IMG_0863_jpg_300pxl.JPG 本セミナーでは,まず,マレーシアを中心とした10年以上にわたる河川188bet体育_188bet备用网址の成果が紹介されました.従来の河川管理は人間の利便性を優先することで,生態系への配慮が十分ではありませんでした.その結果,無秩序な開発による多くの生物種の生息地の破壊や水質悪化が進行し,改善が困難な環境問題が各地で生じています.

講演では,気候変動による主要河川流域の水問題の深刻化を具体的な事例を紹介することで,河川流域管理のあり方が問われました.特に「Environmental Flow Assessment」の重要性が指摘され,これは生態系の維持に不可欠な水量を確保するための手法でありながら,現場では十分に導入されていない現状が課題として挙げられました.

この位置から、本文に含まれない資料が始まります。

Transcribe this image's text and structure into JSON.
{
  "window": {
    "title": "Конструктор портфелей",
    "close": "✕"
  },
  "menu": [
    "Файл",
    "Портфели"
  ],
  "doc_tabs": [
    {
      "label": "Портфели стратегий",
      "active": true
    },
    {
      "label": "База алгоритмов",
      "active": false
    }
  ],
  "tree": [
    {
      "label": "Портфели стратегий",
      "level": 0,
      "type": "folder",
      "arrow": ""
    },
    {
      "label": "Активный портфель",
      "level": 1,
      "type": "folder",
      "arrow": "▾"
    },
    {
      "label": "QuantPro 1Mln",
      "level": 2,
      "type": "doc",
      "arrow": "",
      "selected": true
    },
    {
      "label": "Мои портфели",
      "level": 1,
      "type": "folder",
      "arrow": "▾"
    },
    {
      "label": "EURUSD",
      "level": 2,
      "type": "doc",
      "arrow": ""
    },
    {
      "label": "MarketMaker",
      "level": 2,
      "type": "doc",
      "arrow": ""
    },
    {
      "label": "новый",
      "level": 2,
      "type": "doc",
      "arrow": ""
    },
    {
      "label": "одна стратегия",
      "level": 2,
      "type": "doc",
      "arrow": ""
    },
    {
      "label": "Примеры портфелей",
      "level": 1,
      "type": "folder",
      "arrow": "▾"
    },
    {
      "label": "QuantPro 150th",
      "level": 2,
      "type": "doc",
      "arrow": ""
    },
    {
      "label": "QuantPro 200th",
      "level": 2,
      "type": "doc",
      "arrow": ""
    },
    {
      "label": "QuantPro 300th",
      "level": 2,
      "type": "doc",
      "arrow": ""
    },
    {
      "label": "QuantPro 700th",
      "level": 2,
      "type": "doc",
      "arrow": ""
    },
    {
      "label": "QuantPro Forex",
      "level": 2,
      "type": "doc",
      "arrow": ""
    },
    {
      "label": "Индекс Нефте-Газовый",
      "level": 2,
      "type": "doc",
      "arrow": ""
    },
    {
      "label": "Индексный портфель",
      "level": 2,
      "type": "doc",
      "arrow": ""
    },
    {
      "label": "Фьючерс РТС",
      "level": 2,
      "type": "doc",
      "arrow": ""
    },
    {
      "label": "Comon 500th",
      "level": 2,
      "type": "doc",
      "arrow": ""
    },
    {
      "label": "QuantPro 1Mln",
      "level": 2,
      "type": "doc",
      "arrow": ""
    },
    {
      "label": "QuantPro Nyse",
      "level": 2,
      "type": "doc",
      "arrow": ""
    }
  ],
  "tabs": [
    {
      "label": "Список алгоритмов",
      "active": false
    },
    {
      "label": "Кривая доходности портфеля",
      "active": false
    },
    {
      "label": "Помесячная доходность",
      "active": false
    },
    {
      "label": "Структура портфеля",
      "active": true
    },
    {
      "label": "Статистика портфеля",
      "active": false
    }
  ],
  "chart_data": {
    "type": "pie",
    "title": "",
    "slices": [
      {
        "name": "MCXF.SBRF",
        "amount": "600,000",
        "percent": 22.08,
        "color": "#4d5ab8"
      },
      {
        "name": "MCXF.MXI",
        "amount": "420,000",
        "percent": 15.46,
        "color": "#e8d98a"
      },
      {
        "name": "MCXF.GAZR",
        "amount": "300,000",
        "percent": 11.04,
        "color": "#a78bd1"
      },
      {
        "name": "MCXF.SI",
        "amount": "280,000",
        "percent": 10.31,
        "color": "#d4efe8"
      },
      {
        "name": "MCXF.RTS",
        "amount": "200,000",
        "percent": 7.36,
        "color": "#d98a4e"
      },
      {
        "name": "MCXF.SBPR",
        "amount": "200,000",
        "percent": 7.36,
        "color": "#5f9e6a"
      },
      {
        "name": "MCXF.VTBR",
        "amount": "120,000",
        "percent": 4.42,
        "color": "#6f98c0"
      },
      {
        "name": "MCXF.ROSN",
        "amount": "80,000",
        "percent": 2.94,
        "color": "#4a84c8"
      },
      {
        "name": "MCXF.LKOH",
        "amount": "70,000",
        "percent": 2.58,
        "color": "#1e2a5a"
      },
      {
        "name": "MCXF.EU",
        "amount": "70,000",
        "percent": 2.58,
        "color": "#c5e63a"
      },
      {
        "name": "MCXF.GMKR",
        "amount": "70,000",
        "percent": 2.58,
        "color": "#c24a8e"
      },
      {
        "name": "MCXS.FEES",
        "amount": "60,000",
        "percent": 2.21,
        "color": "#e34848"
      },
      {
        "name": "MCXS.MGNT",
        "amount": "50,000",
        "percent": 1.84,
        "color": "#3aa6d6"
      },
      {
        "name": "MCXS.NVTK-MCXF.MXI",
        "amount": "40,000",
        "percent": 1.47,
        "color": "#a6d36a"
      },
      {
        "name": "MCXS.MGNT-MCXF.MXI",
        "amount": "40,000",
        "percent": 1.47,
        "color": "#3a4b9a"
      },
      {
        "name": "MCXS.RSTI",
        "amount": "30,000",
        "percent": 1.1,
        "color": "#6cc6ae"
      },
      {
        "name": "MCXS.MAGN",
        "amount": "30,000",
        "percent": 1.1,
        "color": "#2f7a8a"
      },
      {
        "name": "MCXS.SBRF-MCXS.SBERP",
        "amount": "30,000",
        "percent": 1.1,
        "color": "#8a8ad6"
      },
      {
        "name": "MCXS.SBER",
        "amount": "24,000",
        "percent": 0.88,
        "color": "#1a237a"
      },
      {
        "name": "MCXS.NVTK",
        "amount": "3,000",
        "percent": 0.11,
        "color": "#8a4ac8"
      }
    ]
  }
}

続いて,熱帯域の森林水文過程に関する講演があり,森林が水循環に果たす役割,特に上流域の森林保全の重要性が強調されました.マレーシア?キャメロンハイランドなどでの実証188bet体育_188bet备用网址により,森林が降水の浸透を促進し,基底流を維持することで,乾季でも安定した水供給を可能にしていることが明らかとなりました.特にダナム?バレーでは,選択的伐採を導入することで森林の水文機能を保持しつつ持続可能な資源利用を実現しており,モデルケースとして注目されています.
講演者は,森林水文学の知見を政策に反映させるとともに,気候変動に対応した「Adaptive Management」の必要性を強調しました.今後の水資源確保に向けては,科学的根拠に基づく総合的な流域管理と,人と自然の共生を前提とした予防的なアプローチが求められることが訴えられました.

本セミナーは大学の春休み中にもかかわらず,学部1年生から大学院生まで合計38名(内16名がオンライン)の参加者があり,盛大に行われました.セミナー後は,山岳科学188bet体育_188bet备用网址所の教員と山岳188bet体育_188bet备用网址に関わる学生と共に,諏訪臨湖実験所と乗鞍ステーションを訪れ,施設の見学と周辺地域のフィールドワークを実施しました.